Section 3. Procedures – Any director or officer with knowledge of an
actual or potential conflict of interest on the part of that director or
officer or any other director or officer of this corporation shall
inform the entire board of the conflict. The board shall obtain
disclosure of the financial interest and all material facts. After any
discussion with the interested person, the interested person shall leave
the meeting while the board determines whether a conflict of interest
exists. If the board determines that a conflict exists, the board shall
follow these procedures to address the conflict of interest:

  1. The interested person may make a presentation to the board but after
    the presentation shall leave the meeting during the discussion of and
    the vote on the transaction or arrangement involving the conflict of
    interest.
  2. The board shall investigate alternatives to the proposed transaction
    or arrangement. After exercising due diligence, the board shall
    determine whether the transaction or arrangement is fair to the
    Society.

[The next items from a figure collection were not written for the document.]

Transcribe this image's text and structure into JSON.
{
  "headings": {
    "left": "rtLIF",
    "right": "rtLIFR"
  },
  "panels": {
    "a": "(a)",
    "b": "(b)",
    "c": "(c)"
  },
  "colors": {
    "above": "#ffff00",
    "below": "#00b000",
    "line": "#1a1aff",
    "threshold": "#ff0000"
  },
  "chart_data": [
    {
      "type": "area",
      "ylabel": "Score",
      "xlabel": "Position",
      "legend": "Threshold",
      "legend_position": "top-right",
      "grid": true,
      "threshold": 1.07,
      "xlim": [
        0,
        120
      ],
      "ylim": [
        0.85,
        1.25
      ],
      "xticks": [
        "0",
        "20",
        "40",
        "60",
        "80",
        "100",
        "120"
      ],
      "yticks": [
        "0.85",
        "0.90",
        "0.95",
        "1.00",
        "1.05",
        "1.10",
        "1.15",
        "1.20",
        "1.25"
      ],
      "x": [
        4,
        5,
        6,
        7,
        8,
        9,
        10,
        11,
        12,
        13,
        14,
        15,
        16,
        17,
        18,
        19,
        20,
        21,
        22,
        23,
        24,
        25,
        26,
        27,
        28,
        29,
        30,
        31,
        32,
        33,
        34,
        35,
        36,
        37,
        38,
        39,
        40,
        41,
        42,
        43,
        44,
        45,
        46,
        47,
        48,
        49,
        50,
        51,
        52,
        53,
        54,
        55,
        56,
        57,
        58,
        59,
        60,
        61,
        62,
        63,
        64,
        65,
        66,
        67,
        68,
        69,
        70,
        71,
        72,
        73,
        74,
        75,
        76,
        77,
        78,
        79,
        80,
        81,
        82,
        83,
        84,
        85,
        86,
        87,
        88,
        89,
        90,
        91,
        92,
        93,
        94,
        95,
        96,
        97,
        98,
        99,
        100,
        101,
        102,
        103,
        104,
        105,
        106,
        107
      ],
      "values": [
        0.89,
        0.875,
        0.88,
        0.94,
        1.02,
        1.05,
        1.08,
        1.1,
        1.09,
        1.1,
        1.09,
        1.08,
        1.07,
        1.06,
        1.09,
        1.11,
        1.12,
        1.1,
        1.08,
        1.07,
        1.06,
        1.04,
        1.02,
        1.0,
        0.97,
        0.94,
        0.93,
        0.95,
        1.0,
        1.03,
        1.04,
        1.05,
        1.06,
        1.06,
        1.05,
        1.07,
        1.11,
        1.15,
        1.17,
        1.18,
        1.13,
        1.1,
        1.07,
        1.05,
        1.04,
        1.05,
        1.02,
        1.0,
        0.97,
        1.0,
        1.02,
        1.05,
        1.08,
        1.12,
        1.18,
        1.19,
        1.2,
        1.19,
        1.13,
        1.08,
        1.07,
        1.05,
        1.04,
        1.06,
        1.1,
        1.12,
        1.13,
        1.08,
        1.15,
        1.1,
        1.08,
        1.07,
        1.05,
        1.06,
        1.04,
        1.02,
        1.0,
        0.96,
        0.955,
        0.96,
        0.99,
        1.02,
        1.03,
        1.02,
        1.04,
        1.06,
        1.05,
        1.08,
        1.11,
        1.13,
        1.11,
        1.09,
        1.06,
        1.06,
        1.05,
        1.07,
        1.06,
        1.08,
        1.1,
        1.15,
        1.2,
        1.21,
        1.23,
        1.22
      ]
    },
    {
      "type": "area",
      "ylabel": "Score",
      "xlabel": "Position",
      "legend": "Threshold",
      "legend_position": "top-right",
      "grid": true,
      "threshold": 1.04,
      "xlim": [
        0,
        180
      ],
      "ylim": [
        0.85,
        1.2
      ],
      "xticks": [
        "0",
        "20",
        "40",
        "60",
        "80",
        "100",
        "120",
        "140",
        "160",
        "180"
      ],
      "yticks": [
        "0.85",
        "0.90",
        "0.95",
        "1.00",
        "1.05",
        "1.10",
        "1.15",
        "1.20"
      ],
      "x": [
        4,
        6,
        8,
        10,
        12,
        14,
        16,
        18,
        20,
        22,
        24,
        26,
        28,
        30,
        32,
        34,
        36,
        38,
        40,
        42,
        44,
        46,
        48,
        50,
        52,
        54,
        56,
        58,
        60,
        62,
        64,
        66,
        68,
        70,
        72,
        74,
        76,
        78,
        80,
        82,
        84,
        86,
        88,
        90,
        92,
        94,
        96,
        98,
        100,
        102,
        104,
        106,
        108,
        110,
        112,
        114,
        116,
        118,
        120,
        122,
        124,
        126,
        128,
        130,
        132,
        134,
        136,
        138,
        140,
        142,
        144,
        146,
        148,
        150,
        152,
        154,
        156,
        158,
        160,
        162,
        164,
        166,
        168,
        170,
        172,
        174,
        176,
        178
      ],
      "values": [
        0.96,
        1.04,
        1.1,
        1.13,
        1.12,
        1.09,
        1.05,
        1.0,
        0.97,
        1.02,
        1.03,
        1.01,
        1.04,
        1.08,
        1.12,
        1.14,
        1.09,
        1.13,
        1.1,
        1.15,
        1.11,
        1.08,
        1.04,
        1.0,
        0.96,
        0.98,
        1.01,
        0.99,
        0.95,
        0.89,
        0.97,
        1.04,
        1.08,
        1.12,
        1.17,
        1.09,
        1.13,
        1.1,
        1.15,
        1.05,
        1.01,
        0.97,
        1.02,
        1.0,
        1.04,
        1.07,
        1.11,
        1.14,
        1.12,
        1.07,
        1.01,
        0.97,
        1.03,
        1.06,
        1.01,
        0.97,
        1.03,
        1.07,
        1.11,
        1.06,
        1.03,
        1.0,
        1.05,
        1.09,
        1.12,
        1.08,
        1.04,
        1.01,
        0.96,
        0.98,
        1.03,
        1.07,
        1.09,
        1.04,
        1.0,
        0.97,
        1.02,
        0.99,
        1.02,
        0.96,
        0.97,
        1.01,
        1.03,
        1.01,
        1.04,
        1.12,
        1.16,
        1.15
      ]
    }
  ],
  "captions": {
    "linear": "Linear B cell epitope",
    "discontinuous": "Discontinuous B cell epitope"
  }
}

The transaction must be approved by a majority of all the
    members of the board who have no direct or indirect interest in the
    transaction. If a majority of the directors vote to approve the
    transaction or arrangement, a quorum is present for the purpose of
    taking action, except that such transaction or arrangement cannot be
    approved by a single director.

Section 4. Records of the Proceedings – The minutes of the board
meeting shall contain the names of the persons who had a conflict of
interest, the nature of the financial interest, a summary of the
discussion to determine whether a conflict was present and the vote as
to whether a conflict was present, the names of the directors and
officers present for the discussion and vote related to the transaction
or arrangement, a summary of the discussion, and a record of the vote
taken.

ARTICLE VIII. AMENDMENT OF BYLAWS

Section 1. Except as may otherwise be specified under provisions of
applicable law, these Bylaws may be altered, amended or repealed and new
Bylaws adopted by approval of a majority the Board of Directors.